Lorrie Moore’s writing is as sharp as my tools to describe it are blunt on this December afternoon. I finished reading it last week, and now I want to return to it straight away, but my writing challenge forbids it, if I don’t want to fail. This year I’ll continue with the challenge, and acknowledge all the reading joy it has given me, while understanding that the restrictions it has put on my reading (not being able to return to something because I have to move on; sometimes resenting books, stories, authors because I have to plough through their pages instead of luxuriate in them; feeling so goddam anxious I might fail at all times) are not restrictions I want to carry forward with me.

My favourite story in the collection is Go Like This, in which the narrator Liz, a children’s book author, tells her friends she plans to kill herself to avoid the later stages of an incurable cancer. They debate it like they’re choosing from a takeaway menu, but in showing everyone their future without her, Liz sees how inconsequential, in various ways, her absence will be. Her husband has already moved on. Her daughter wants to know who will take her to clarinet class.

In What Is Seized, Moore tracks us backwards through a marriage, showing the narrator’s father up to be an awful bastard, and that her mother knew this all along.

How to Become a Writer is, unsurprisingly, one of the funniest and most cruel. “First try to be something, anything, else,” it begins. And when the writer receives her first feedback: “Some of your images are quite nice, but you have no sense of plot.” Later, while studying creative writing: “You read the whole thing out loud in class. No one likes it. They say your sense of plot is outrageous and incompetent. After class someone asks you if you are crazy.”

“Decide not to go to law school after all…Quit classes. Quit jobs. Cash in old savings bonds. Now you have time like warts on your hands.
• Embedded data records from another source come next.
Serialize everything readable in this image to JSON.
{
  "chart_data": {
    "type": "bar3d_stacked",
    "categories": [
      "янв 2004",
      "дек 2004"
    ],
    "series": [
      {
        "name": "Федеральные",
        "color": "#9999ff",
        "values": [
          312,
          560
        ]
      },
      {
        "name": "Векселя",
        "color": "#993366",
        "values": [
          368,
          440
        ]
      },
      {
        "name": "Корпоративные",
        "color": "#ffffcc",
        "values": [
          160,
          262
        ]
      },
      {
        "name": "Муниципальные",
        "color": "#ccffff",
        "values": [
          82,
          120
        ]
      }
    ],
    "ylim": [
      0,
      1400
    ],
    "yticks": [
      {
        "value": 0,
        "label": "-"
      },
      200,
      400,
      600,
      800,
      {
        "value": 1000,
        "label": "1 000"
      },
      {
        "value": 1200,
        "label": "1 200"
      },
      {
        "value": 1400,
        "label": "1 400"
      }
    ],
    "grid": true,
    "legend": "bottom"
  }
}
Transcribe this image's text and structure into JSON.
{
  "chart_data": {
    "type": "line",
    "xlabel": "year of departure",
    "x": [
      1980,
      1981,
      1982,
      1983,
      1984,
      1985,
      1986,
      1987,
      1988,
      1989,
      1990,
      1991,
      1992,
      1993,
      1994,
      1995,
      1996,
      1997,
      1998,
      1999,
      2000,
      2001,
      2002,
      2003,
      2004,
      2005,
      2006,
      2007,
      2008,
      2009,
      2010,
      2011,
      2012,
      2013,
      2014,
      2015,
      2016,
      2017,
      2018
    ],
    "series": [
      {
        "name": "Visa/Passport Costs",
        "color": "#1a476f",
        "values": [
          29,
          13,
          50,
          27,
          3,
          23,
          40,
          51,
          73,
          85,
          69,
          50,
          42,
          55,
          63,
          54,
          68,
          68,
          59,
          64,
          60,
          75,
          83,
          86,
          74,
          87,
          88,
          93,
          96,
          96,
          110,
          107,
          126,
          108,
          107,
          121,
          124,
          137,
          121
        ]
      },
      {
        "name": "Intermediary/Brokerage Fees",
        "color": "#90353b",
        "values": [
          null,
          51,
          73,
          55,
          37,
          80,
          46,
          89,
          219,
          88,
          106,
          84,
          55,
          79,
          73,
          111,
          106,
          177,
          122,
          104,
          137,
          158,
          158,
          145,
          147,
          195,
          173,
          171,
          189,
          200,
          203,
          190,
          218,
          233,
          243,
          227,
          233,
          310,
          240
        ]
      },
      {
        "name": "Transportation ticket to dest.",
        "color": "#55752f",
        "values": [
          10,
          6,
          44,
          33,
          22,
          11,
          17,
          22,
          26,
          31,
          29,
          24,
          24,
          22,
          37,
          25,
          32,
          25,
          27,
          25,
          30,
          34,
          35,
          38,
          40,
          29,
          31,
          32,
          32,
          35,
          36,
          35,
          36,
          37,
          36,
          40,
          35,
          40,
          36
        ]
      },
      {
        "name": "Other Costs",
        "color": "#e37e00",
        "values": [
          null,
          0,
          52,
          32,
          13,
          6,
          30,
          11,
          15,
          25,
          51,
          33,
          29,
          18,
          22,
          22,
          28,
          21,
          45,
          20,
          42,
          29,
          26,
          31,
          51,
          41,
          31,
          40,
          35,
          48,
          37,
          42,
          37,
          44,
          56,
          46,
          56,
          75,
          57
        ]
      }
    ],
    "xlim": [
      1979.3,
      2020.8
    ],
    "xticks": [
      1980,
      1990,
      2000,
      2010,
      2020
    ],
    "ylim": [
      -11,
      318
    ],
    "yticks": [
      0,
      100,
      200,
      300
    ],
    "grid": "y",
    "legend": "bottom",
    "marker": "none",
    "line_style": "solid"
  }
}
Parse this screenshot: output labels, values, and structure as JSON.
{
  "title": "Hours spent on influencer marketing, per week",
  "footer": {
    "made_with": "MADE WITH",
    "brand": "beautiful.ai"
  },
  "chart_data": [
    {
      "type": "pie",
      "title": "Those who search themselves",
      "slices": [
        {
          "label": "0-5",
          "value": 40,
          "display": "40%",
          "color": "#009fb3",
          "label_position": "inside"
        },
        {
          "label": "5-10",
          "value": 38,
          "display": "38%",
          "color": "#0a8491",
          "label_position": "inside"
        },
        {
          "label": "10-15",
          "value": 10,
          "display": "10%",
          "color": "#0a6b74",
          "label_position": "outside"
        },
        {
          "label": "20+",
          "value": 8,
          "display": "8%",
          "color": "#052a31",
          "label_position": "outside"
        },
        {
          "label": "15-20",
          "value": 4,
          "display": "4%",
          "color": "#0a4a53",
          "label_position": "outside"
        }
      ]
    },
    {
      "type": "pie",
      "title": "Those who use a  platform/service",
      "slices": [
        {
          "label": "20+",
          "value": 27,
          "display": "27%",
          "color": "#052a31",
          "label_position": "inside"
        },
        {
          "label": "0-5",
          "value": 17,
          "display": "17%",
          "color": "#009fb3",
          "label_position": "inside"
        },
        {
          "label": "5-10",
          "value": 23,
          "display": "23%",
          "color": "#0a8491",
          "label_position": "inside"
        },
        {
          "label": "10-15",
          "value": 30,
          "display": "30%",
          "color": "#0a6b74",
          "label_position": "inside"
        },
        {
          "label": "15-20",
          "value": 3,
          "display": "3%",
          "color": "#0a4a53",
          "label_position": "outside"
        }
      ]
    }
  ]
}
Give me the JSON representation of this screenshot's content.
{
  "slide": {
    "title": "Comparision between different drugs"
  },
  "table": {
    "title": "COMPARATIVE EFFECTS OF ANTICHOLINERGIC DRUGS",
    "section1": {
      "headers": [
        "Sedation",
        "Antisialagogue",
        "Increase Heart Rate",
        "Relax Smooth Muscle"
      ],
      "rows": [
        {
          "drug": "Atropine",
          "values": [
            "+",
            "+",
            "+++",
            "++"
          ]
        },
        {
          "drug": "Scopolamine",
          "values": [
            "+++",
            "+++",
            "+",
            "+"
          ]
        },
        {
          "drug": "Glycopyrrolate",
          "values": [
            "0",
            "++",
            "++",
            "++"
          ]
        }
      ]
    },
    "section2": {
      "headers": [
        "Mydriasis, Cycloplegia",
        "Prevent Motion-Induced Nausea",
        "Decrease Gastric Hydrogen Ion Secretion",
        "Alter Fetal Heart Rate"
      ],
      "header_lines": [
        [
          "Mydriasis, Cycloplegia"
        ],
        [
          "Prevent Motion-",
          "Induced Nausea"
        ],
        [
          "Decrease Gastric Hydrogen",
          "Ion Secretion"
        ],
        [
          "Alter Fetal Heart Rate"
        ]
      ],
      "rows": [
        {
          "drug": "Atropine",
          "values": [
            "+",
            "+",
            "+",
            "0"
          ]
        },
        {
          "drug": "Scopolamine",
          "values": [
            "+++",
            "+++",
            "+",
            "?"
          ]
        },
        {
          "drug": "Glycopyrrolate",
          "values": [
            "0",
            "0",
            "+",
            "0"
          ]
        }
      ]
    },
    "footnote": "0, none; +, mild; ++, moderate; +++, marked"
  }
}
Slowly copy all of your friends’ addresses into a new address book.

Vacuum. Chew cough drops. Keep a folder full of fragments.”

I have so many folders*.

Lorrie Moore is brave and brutal. At least this review writing thing allowed me to revisit her sooner than I thought I could.

Self-Help (Faber Modern Classics, £8.99) is just £6.79 at Hive


*Update, March 2024: I HAVE SO MANY FOLDERS.